Taking the pulse of small business

With the landmark passage earlier this year of sweeping federal health reform legislation, change is on the horizon for how New Hampshire small-business owners purchase and use health insurance for themselves and their employees.A survey by the Women’s Business Center of its members conducted just before President Obama signed the health reform measure into law shows deep concern as well as some hope for the way health insurance will be handled in the near future.”Obviously, costs were a great concern,” said Christine Davis, executive director of the WBC, of responses in the survey. “So many people are paying so much.”

Davis herself said that she went up an age group bracket this year, and was blindsided by the premium increase.

“I’m fit – I exercise six days a week. I was just shocked by the increase,” she said. “I never thought about health insurance in terms of a job preference, but it’s becoming harder and harder to be in one that doesn’t offer insurance.”

The survey asked members about their general experiences with their health insurance plan, if they had one, as well as their views on health policy.

Of the 135 respondents, well over half ran their businesses alone, with no employees, and nearly a quarter had five or fewer workers.

Almost 66 percent – 89 respondents – said their business did not offer health-care benefits.

About 33 percent indicated that insurance was too expensive, prohibiting them from purchasing a plan.

Others indicated that they had insurance through another job or that their employees had insurance from another job or through a spouse.

Slightly more than 41 percent said they paid the entire cost of their health insurance. Nearly 16 percent indicated the company didn’t cover any of the cost, possibly indicating that these insureds purchased plans as an individual, not a business.

Nearly a quarter of the respondents indicated some other type of payment arrangement.

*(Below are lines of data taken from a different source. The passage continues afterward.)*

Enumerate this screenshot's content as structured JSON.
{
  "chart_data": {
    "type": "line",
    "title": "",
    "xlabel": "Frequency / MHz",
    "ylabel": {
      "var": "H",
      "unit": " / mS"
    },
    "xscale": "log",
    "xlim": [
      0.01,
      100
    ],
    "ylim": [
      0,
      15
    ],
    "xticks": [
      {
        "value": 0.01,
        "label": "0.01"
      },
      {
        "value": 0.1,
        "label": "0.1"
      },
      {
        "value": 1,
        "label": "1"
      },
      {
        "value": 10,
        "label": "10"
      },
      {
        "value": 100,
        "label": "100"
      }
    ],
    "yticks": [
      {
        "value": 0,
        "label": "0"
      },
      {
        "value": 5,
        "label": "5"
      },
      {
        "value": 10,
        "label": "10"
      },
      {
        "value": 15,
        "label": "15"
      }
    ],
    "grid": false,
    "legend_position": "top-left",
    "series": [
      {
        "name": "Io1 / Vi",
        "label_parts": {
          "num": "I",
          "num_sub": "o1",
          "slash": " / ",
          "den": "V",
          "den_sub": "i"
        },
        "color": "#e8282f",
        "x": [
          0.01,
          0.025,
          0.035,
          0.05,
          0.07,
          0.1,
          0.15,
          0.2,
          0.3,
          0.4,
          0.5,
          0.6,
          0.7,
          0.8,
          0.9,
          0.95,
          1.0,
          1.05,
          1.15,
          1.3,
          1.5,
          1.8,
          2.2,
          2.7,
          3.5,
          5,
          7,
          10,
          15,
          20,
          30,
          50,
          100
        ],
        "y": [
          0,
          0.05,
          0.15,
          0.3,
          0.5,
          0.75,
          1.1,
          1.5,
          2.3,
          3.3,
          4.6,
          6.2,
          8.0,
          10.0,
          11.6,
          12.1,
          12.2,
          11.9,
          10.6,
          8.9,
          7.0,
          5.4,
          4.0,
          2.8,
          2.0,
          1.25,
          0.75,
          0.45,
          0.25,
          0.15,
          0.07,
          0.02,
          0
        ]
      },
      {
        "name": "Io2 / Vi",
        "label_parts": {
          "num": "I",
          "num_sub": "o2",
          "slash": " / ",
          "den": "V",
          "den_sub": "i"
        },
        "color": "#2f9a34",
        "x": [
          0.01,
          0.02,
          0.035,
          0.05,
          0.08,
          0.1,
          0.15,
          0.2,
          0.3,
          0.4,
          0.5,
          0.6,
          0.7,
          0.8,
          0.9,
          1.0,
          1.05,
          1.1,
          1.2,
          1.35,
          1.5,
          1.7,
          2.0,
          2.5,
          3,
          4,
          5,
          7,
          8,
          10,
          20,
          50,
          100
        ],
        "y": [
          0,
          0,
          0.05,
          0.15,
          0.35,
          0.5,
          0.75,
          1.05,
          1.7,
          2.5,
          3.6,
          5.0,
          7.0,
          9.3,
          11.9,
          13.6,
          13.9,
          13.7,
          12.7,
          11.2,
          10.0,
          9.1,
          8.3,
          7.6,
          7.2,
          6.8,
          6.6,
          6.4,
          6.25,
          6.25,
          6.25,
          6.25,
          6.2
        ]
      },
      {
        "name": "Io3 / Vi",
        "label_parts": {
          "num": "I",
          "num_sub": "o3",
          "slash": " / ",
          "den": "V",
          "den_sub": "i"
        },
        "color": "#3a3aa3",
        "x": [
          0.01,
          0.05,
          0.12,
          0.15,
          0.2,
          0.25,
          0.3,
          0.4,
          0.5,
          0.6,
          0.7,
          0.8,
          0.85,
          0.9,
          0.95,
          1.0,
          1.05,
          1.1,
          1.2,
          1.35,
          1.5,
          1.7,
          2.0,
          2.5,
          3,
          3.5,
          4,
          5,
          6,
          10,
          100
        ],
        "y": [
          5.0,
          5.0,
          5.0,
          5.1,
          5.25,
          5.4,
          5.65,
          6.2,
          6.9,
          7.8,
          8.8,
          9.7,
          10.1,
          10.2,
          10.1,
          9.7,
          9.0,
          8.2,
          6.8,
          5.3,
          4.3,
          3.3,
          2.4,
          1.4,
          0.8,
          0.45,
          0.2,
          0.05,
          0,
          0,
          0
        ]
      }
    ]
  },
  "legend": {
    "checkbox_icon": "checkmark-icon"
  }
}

For example, one respondent said she paid 85 percent of her employee’s insurance, but the employee then picked up the full tab for spouse or family coverage.

Despite the rough economy, virtually half of those surveyed said they had not made any changes to their health insurance in the last 12 to 18 months, and almost 15 percent actually increased benefits.

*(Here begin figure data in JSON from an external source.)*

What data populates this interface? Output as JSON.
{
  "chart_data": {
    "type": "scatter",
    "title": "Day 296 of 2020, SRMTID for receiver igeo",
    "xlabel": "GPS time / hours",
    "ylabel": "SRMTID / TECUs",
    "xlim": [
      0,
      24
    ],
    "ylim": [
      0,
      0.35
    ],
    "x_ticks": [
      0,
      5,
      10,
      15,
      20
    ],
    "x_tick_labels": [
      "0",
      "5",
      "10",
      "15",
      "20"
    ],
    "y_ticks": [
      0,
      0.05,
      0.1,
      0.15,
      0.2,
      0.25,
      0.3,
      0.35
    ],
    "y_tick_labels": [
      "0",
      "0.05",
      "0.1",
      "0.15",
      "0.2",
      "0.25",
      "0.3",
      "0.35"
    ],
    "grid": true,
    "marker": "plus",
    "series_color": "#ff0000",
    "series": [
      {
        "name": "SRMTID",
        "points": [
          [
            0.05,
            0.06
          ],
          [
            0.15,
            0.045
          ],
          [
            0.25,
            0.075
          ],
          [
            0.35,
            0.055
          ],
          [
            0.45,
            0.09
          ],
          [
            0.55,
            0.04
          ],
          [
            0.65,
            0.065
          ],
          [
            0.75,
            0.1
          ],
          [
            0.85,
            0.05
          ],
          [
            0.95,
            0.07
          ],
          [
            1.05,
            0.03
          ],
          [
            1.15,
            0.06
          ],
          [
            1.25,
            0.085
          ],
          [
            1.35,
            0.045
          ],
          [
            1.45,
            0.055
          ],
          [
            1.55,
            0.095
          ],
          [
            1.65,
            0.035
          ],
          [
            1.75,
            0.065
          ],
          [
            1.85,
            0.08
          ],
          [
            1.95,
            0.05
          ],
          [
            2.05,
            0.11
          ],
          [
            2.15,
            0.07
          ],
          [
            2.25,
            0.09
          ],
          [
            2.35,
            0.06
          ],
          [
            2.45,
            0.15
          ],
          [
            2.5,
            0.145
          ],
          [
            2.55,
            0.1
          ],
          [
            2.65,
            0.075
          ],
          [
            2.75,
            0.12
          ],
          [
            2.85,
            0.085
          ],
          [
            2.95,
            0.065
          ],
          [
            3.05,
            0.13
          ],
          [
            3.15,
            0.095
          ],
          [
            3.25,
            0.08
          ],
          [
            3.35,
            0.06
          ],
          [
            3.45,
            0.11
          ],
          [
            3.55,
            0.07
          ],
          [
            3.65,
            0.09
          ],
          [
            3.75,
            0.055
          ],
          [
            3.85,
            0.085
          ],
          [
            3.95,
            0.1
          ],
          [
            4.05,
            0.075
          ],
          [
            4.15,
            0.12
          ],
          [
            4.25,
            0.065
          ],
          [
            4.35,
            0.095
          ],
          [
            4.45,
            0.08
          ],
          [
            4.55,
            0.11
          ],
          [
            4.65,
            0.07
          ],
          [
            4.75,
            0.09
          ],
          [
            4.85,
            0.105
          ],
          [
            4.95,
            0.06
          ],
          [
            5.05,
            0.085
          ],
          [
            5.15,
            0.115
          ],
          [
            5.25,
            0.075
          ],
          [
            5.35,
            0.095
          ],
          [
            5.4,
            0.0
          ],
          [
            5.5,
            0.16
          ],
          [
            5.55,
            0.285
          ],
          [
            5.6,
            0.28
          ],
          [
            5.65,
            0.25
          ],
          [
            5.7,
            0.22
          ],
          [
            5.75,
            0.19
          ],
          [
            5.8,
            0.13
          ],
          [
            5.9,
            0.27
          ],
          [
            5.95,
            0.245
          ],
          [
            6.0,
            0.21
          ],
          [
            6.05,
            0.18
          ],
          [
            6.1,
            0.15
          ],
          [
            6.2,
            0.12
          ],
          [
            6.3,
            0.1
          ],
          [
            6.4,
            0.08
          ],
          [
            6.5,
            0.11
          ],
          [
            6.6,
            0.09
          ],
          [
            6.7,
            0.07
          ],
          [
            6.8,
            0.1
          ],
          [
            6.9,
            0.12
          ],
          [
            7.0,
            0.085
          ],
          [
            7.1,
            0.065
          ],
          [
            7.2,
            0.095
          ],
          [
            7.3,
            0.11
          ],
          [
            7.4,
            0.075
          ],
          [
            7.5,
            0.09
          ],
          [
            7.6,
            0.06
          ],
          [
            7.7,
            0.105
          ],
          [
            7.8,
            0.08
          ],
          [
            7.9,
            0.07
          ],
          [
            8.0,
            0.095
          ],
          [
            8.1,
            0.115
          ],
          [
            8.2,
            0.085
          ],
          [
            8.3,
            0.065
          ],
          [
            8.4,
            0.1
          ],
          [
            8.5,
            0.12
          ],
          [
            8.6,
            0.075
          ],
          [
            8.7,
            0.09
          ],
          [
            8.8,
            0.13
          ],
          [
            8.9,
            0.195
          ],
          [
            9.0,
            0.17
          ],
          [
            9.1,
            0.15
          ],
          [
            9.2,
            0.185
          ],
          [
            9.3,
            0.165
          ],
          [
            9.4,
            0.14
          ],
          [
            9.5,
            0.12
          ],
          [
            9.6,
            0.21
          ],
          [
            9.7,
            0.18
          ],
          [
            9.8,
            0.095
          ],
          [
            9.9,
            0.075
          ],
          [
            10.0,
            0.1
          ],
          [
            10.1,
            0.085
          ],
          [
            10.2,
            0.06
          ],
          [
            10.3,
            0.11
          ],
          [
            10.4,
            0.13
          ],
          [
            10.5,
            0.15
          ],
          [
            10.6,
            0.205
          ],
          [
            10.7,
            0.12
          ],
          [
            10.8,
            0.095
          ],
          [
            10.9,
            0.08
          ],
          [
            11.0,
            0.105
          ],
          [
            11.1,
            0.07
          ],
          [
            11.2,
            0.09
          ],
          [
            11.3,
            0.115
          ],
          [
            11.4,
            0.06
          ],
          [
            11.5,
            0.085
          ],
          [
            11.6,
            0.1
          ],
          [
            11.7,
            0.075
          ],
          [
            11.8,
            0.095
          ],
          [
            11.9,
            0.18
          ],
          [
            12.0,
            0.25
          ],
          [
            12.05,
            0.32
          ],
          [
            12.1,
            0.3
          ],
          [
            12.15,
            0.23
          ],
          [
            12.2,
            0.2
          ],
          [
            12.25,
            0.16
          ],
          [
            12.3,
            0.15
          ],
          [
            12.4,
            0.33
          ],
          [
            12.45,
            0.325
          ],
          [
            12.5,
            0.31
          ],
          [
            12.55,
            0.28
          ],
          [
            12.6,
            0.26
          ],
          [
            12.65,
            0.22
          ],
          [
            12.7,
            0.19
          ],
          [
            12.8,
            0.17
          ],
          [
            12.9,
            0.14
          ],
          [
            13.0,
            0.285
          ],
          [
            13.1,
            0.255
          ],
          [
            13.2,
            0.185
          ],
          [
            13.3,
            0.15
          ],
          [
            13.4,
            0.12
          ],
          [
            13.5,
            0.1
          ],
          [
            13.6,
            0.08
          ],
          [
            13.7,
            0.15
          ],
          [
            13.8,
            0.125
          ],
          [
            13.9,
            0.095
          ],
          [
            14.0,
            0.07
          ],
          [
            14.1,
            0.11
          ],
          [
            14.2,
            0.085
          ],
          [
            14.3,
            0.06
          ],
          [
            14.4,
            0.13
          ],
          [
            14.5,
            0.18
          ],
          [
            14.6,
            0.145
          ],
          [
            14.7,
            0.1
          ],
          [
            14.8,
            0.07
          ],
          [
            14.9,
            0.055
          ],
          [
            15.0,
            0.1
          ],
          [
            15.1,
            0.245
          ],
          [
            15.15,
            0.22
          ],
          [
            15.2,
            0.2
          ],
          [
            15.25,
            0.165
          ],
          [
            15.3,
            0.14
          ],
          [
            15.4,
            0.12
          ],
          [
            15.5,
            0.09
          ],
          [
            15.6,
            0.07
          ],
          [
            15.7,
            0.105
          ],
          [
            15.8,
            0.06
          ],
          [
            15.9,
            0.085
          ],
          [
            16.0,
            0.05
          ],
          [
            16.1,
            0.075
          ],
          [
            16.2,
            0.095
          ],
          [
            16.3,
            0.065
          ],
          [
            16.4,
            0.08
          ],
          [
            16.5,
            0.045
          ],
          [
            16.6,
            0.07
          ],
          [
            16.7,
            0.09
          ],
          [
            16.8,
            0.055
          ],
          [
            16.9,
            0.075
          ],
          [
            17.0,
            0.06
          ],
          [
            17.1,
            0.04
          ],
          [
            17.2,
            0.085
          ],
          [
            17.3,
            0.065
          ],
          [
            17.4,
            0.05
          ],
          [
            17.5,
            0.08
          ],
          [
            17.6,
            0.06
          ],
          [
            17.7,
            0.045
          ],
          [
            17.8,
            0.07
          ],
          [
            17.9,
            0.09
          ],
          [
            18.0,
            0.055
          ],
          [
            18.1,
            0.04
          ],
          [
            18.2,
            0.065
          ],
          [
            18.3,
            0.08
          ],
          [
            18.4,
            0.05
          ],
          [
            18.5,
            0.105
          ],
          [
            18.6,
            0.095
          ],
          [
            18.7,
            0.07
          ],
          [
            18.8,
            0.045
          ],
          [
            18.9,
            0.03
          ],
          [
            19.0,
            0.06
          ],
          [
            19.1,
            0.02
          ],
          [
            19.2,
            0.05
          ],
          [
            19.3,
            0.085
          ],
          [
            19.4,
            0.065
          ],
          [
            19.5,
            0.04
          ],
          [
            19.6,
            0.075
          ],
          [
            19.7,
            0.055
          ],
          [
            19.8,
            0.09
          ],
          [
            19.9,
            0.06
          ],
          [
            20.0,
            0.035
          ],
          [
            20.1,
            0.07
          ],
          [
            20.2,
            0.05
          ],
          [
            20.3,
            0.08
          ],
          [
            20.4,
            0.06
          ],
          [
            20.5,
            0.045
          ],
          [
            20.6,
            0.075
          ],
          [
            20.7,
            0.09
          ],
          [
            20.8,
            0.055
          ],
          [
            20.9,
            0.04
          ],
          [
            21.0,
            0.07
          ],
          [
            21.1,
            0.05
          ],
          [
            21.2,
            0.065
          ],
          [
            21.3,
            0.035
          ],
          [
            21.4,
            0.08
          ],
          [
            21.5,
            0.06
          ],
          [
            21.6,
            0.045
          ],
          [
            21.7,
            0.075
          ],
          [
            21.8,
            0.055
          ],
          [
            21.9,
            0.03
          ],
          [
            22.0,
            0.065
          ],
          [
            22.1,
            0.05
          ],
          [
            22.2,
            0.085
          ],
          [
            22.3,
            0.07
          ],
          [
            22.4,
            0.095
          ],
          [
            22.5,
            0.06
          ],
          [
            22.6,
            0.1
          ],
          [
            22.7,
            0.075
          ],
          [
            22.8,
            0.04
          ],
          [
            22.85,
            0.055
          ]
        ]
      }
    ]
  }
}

“I was surprised so many did not decrease or eliminate benefits – most said they were keeping them,” Davis said.

Cost concerns

While the majority did not say whether they planned to reduce or eliminate health-care benefits in the next year or so, or indicated the question was not applicable, of those who did respond, 86 percent said they still did not anticipate making any changes to their insurance.

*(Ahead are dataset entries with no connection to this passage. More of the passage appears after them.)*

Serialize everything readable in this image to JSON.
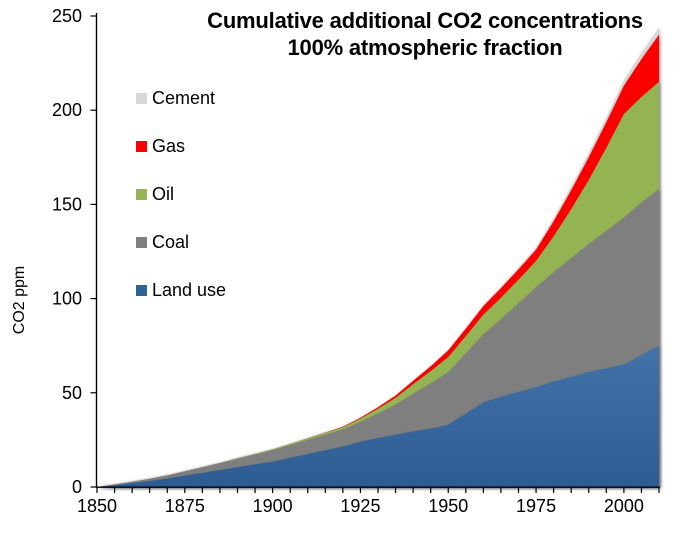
{
  "title": {
    "line1": "Cumulative additional CO2 concentrations",
    "line2": "100% atmospheric fraction"
  },
  "y_axis": {
    "label": "CO2 ppm",
    "ticks": [
      0,
      50,
      100,
      150,
      200,
      250
    ],
    "min": 0,
    "max": 250
  },
  "x_axis": {
    "major_ticks": [
      1850,
      1875,
      1900,
      1925,
      1950,
      1975,
      2000
    ],
    "minor_step": 5,
    "min": 1850,
    "max": 2010
  },
  "legend": [
    {
      "label": "Cement",
      "color": "#d8d8d8"
    },
    {
      "label": "Gas",
      "color": "#fa0000"
    },
    {
      "label": "Oil",
      "color": "#94b454"
    },
    {
      "label": "Coal",
      "color": "#7f7f7f"
    },
    {
      "label": "Land use",
      "color": "#2e6295"
    }
  ],
  "chart_data": {
    "type": "area",
    "stacked": true,
    "title": "Cumulative additional CO2 concentrations 100% atmospheric fraction",
    "ylabel": "CO2 ppm",
    "ylim": [
      0,
      250
    ],
    "xlim": [
      1850,
      2010
    ],
    "grid": false,
    "legend_position": "inside-upper-left",
    "x": [
      1850,
      1855,
      1860,
      1865,
      1870,
      1875,
      1880,
      1885,
      1890,
      1895,
      1900,
      1905,
      1910,
      1915,
      1920,
      1925,
      1930,
      1935,
      1940,
      1945,
      1950,
      1955,
      1960,
      1965,
      1970,
      1975,
      1980,
      1985,
      1990,
      1995,
      2000,
      2005,
      2010
    ],
    "series": [
      {
        "name": "Land use",
        "color": "#336ba4",
        "values": [
          0,
          1,
          2,
          3.2,
          4.5,
          6,
          7.5,
          9,
          10.5,
          12,
          13.5,
          15.5,
          17.5,
          19.5,
          21.5,
          24,
          26,
          27.8,
          29.5,
          31,
          33,
          39,
          45,
          48,
          50.5,
          53,
          56,
          58.5,
          61,
          63,
          65,
          70,
          75
        ]
      },
      {
        "name": "Coal",
        "color": "#7f7f7f",
        "values": [
          0,
          0.3,
          0.7,
          1.1,
          1.6,
          2.3,
          3,
          3.7,
          4.5,
          5.2,
          6,
          6.7,
          7.5,
          8.2,
          9,
          10.5,
          13,
          16,
          20,
          24,
          28,
          32,
          36,
          41,
          47,
          53,
          58,
          63,
          68,
          73,
          78,
          81,
          83
        ]
      },
      {
        "name": "Oil",
        "color": "#94b454",
        "values": [
          0,
          0,
          0,
          0,
          0,
          0,
          0,
          0,
          0.2,
          0.3,
          0.4,
          0.6,
          0.8,
          1,
          1.2,
          1.8,
          2.5,
          3.5,
          5,
          6.5,
          8,
          9,
          10.5,
          11.5,
          12.5,
          14,
          19,
          26,
          34,
          44,
          55,
          56,
          57
        ]
      },
      {
        "name": "Gas",
        "color": "#fa0000",
        "values": [
          0,
          0,
          0,
          0,
          0,
          0,
          0,
          0,
          0,
          0,
          0,
          0,
          0.1,
          0.2,
          0.3,
          0.5,
          0.8,
          1.2,
          1.8,
          2.5,
          3.5,
          4,
          4.5,
          5,
          5.5,
          6,
          8,
          10,
          12,
          13.5,
          15,
          20,
          25
        ]
      },
      {
        "name": "Cement",
        "color": "#d8d8d8",
        "values": [
          0,
          0,
          0,
          0,
          0,
          0,
          0,
          0,
          0,
          0,
          0,
          0,
          0,
          0,
          0,
          0,
          0.2,
          0.3,
          0.4,
          0.45,
          0.5,
          0.6,
          0.7,
          0.85,
          1,
          1.2,
          1.7,
          2,
          2.3,
          2.6,
          3,
          3.5,
          4
        ]
      }
    ]
  }
}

“As costly as it is, employers have a responsibility to provide coverage to their employees. Even if plans are not 100% employer paid, I believe there is still an obligation to offer employees benefits,” wrote one of the respondents.

The survey revealed that the lack of health benefits didn’t detract small companies from their ability to hire employees – but again, the majority of respondents were sole proprietors and only 50 respondents of 135 answered this question.

Several of those surveyed commented that this was definitely a future concern, however.

“My business is so small right now that health-care coverage is not an issue. But in growing the business, health care is a key concern – and yes, I think a lack of adequate health-care coverage would diminish my ability to attract and retain employees,” wrote a respondent.

Added another: “The matrix they use to analyze how much you will pay does make you not want to hire older workers – with a 50% increase in just benefits by adding an older person to the plan. Small businesses DO have to consider that as a factor when hiring because it COSTS more,” she wrote.

“This comment was one that surprised me the most,” said Davis. “As much as you don’t want age to affect your judgment, it really will cost more for health insurance.”

But the overwhelming theme was that health insurance costs were simply too high, whether seeking coverage for employees or simply for themselves.

In fact, one respondent wrote that her premiums increased by 60 percent in the past year, and another said that her rates had increased by 135 percent since 2002, but what portion of the increases were driven by member demographics is unknown.

So, not surprisingly, when asked what changes in health-care coverage they’d most like to see, finding a way to lower costs topped the list.

Others said that being able to join a group policy, such as a chamber of commerce or association, could be beneficial.

“I would like to be able to join a federal, state or other group policy. As an individual, I pay about 20% more per month than a large corporation pays per person. I have no argument paying for insurance. I strongly disagree with insurance policies which charge individuals/sole proprietors more per person than large companies,” wrote one respondent.

Another suggested, “Allow multiple small business to gather together to purchase health care. It is no longer my business with only five employees, but my business, my neighbor’s business, [my friend’s] store, and my landlord’s business. Now we are a diverse pool of 30 applicants and the rate is much better. Coverage is better too.”

With the federal health reform legislation passed, Davis said the WBC would probably wait until some of the provisions are rolled out before she surveys the membership again.

“But right now, people are facing very real issues,” added Davis.